From these authors, I’m taking some key points forward into development of a speculative framework for digital learning futures in the book. I’m really grateful to them for their work and for these great papers. 

  • The value of considering what kinds of futures are productive to speculative with (for example, Breines and Gallagher disentangled a particular form of ‘dumb’ automation from the wider AI futures discourse to explore how it could be used to engage teachers and students as designers).
  • A broad view of what ‘counts’ as education futures and how these are shaped by practices and technologies beyond formal settings – like gaming-related digital spaces.
  • The role of speculative methods in analysing complex issues around inclusion and relationality – and with tensions that arise through this complexity.
  • Ways of structuring and scaffolding speculative teaching methods – this is going to be an important part of the book, and seeing how other teachers and researchers have grappled with pedagogical dimensions of speculation (especially around interdisciplinarity and collaboration) is really valuable. 

References

Breines, M.R. and Gallagher, M. (2020) ‘A return to Teacherbot: rethinking the development of educational technology at the University of Edinburgh’, Teaching in Higher Education, 0(0), pp. 1–15.

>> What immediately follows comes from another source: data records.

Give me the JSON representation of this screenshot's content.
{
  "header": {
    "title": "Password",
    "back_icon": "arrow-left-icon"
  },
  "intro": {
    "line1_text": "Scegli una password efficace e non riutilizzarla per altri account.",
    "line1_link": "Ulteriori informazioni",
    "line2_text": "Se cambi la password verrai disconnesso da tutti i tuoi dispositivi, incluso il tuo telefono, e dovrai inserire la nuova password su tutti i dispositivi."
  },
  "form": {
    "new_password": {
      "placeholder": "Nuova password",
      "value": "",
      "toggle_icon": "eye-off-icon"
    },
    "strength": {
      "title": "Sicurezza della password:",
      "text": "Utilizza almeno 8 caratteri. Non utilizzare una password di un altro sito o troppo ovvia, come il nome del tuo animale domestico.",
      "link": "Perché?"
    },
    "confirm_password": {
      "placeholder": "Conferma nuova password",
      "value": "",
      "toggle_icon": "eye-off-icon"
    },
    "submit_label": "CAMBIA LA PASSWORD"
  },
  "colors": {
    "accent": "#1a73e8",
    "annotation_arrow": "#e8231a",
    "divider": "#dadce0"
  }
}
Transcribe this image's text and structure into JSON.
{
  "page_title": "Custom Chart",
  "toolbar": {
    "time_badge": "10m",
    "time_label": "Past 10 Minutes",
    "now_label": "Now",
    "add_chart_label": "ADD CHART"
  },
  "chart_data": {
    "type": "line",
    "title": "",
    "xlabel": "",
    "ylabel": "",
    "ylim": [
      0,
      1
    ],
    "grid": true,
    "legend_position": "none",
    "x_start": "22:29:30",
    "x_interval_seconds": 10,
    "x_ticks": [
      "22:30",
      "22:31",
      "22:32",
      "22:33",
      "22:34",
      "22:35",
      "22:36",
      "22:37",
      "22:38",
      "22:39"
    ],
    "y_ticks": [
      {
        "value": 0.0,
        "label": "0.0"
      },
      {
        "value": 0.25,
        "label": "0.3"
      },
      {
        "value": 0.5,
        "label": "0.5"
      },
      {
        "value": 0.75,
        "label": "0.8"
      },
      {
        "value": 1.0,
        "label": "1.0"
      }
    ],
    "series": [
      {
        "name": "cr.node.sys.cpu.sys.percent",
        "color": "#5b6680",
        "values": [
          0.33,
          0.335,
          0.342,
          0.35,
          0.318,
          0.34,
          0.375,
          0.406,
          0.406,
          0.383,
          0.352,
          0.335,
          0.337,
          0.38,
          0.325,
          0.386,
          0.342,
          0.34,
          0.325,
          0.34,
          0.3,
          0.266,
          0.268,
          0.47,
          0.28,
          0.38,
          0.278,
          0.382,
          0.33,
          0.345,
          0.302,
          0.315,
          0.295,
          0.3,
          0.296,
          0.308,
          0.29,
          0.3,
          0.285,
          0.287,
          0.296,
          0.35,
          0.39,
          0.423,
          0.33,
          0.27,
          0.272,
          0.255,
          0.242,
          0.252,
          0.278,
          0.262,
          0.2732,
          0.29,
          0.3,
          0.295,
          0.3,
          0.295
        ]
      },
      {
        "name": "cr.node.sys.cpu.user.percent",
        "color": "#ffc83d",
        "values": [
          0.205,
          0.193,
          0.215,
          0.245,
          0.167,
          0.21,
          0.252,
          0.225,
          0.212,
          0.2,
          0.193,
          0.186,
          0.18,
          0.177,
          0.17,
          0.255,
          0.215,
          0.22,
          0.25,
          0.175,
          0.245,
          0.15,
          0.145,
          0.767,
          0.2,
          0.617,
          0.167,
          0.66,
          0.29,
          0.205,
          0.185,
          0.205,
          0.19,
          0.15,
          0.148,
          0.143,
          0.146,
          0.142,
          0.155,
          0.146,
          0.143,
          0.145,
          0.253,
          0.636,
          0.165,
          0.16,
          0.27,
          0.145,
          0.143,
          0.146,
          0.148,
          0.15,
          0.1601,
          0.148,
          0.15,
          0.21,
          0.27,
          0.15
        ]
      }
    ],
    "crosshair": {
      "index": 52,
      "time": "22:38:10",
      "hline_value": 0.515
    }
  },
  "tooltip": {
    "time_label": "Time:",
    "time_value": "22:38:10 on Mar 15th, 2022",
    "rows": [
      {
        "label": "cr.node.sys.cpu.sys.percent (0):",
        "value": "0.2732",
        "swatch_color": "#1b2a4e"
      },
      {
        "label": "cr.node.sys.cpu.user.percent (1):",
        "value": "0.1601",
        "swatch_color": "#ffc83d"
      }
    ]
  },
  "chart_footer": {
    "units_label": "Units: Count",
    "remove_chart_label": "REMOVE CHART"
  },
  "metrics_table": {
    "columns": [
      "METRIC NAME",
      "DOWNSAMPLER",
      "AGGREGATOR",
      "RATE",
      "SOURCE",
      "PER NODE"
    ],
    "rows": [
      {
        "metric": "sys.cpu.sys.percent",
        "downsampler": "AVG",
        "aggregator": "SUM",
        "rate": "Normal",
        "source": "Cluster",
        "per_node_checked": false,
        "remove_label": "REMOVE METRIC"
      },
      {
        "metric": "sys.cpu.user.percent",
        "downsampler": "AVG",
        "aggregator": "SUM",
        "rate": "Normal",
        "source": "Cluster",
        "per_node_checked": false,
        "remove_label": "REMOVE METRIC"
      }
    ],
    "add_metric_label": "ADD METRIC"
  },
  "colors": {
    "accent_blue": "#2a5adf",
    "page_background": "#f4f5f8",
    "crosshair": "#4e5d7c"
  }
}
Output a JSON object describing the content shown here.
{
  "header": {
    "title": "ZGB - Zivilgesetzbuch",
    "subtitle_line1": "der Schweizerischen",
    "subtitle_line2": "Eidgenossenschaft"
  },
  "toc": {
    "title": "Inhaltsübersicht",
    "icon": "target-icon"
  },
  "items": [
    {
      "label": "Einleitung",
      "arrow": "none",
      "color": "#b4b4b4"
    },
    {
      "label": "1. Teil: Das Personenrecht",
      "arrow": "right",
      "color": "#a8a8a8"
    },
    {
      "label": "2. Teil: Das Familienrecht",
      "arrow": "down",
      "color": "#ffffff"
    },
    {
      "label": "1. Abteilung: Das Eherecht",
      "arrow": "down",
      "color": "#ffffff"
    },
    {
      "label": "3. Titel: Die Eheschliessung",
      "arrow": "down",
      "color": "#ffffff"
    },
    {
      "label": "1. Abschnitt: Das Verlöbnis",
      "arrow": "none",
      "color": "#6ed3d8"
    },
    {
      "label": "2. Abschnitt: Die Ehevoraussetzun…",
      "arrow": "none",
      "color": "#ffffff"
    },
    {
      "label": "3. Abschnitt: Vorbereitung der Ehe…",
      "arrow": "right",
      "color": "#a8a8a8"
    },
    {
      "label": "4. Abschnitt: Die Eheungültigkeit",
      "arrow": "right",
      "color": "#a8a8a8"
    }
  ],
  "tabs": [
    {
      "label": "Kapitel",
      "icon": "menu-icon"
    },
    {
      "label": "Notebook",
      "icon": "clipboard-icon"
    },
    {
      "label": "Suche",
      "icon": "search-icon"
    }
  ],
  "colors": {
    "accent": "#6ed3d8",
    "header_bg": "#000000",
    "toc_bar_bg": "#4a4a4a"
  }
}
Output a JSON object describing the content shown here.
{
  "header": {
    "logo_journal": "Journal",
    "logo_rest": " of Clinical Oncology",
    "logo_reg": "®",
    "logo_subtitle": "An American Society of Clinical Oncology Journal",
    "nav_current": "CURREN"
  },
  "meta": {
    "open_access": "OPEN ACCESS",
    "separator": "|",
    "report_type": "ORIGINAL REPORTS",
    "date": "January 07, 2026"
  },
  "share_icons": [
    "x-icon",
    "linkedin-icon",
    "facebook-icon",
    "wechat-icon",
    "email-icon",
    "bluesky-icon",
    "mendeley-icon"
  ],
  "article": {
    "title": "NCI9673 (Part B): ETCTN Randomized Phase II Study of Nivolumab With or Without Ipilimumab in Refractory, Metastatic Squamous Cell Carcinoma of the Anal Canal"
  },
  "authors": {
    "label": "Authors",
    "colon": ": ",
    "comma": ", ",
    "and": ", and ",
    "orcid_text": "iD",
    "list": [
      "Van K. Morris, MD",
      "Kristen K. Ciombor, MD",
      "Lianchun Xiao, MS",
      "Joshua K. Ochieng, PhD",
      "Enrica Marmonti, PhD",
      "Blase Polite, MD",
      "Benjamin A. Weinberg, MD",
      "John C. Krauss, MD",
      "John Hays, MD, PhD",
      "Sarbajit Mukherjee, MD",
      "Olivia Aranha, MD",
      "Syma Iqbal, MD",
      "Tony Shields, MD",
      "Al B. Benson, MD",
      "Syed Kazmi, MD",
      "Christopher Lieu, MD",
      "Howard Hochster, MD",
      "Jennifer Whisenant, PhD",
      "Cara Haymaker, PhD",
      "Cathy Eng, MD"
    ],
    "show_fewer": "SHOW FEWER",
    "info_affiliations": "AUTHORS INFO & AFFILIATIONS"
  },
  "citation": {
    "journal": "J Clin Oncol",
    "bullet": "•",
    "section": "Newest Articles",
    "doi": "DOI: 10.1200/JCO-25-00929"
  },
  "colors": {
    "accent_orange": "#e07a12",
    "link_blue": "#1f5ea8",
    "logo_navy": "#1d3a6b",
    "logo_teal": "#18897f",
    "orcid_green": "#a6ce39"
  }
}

Dunne, A. and Raby, F. (2013) Speculative everything: design, fiction, and social dreaming. Cambridge, Massachusetts; The MIT Press.

Ehret, C. and Čiklovan, L. (2020) ‘How speculative designs produce new potentials for education research in digital culture’, Discourse: Studies in the Cultural Politics of Education, 41(5), pp. 708–722.

Gallagher, M. and Breines, M. (2021) ‘Surfacing knowledge mobilities in higher education: reconfiguring the teacher function through automation’, Learning, Media and Technology, 46(1), pp. 78–90.

Michael, M. (2012) ‘“What Are We Busy Doing?” Engaging the Idiot’, Science, Technology & Human Values, 37(5), pp. 528–554.

Osborn, J.R. et al. (2019) ‘The Pilgrimage Project: Speculative design for engaged interdisciplinary education’, Arts and Humanities in Higher Education, 18(4), pp. 349–371.

Ross, J. (2017) ‘Speculative method in digital education research’, Learning, Media and Technology, 42(2), pp. 214–229.

Ross, J. and Collier, A. (2016) ‘Complexity, mess, and not-yetness: Teaching online with emerging technologies’, Emergence and Innovation in Digital Learning: Foundations and Applications, pp. 17–33.

Veletsianos, G. (2020) ‘How should we respond to the life-altering crises that education is facing?’, Distance Education, 41(4), pp. 604–607. doi:10.1080/01587919.2020.1825066.